(Okay, this picture has nothing to do with this post, but it got you to look didn’t it? and the fates must have aligned because what pairs better with this snow day than pizza? Omg, what I would do for pizza…)
So its been a while since I wrote a blog post …but don’t worry I haven’t derailed my journey completely. Just had a few detours and bumps along the way (okay, all out of train puns).
So pretty much since my last blog post nothing too huge has happened.. let’s see.. I’ve gained some weight back, Christmas came and went, along with New Years and resolutions, I got my own apartment, I chopped off all my hair…e.t.c., but other than that same old girl, same old mission.
I found myself frustrated and unhappy because I gained some weight back and anyone who has been through this before knows how awful it feels to gain back something you worked so hard (and I mean truly hard) to lose. But with every gain is a lesson.

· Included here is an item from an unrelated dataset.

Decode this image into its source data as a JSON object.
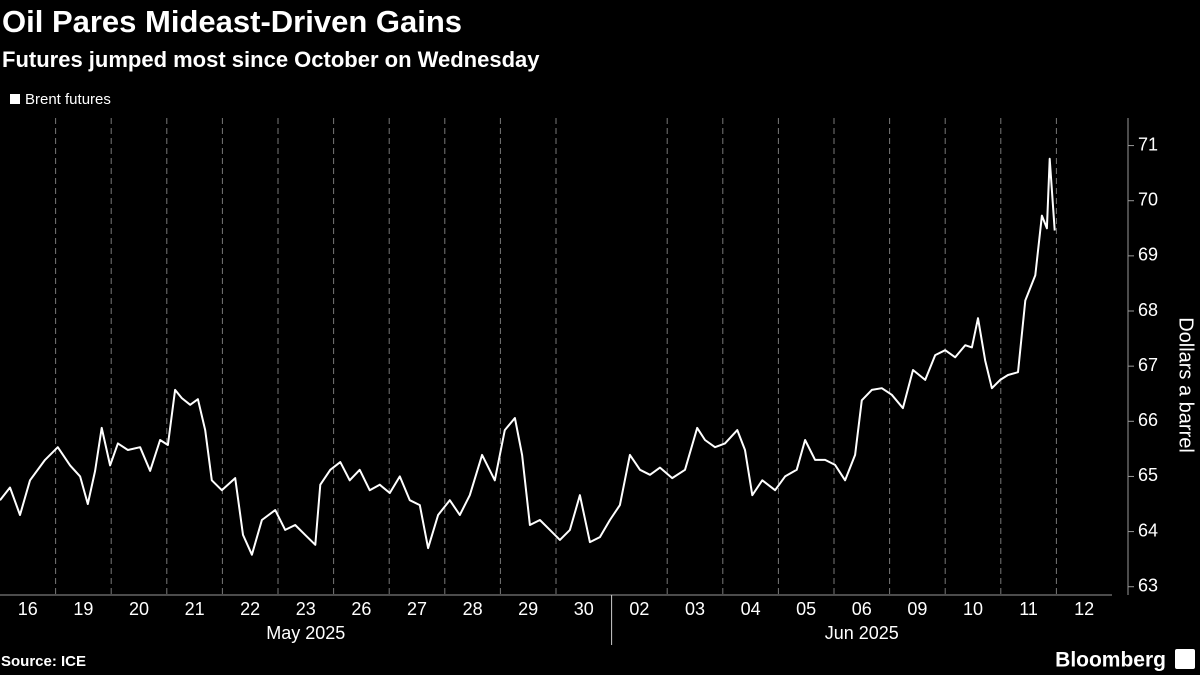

But before I learned this lesson, instead of doing what I knew would work, I looked for faster methods. I wanted a fresh slate, to get the weight off me as fast as possible so that I can continue to work on my goals. I just wanted to get back to where I was and go from there. I didn’t want to start over, I wanted a re-do. (It took me some time to realize that life doesn’t work like that). I wanted to get it off again quickly so that I wouldn’t see people I hadn’t seen in a bit and them to think “Wow, she gained all that weight she lost back). It let me to a desperate road. Ill spare you the details, but I’ll give you an example. Like for instance, I tried this awful shake diet that I won’t mention the name, but I was eating two 50 calorie shakes for breakfast and lunch and about 3 ounces of shrimp for dinner. Yup . That’s it. (Let me tell you this resulted in me having a mental breakdown in the Edge parking lot, followed by ordering Chinese take out, and hitting the Mcdonald’s drive-thru on the way home after about 2 and half weeks in).
Then I tried to be just be healthier, but slowly I fell back into old habits. I didn’t have any food plan then my workouts got fewer and before ya know it at the end of December I was a big hot mess.
Now I know how cliché this is, but come New Years, I was ready to undo the mistakes of 2016. Even if it meant I had to do it slower than I wanted, but the right way. I hit 2017 with a vengeance and I think I finally relit the fire inside me. I feel motivated and inspired again, and I am doing it for me. I am not doing any crash diets. I am also not killing or depriving myself. I am eating real (yummy) portion controlled foods and working out hard in the gym. Another thing that sucks about gaining weight and losing your way on this journey is the workouts. I felt discouraged in the gym because I couldn’t lift what I used to be able to, or my endurance was dramatically lowered. But just like losing weight, that all comes back over time as a benefit of consistently making good choices.
I feel happier, healthier, and overall better. I am far, far , away from where I want to be, but I feel like I am back on the right track. I may have moments of weakness and may or not be fantasizing about my next cheat meal on a daily basis, but I am working hard every day to make good choices. I human, so it’s inevitable that I will continue to make mistakes and have set backs but it doesn’t matter how many times you mess up, just that you never give up.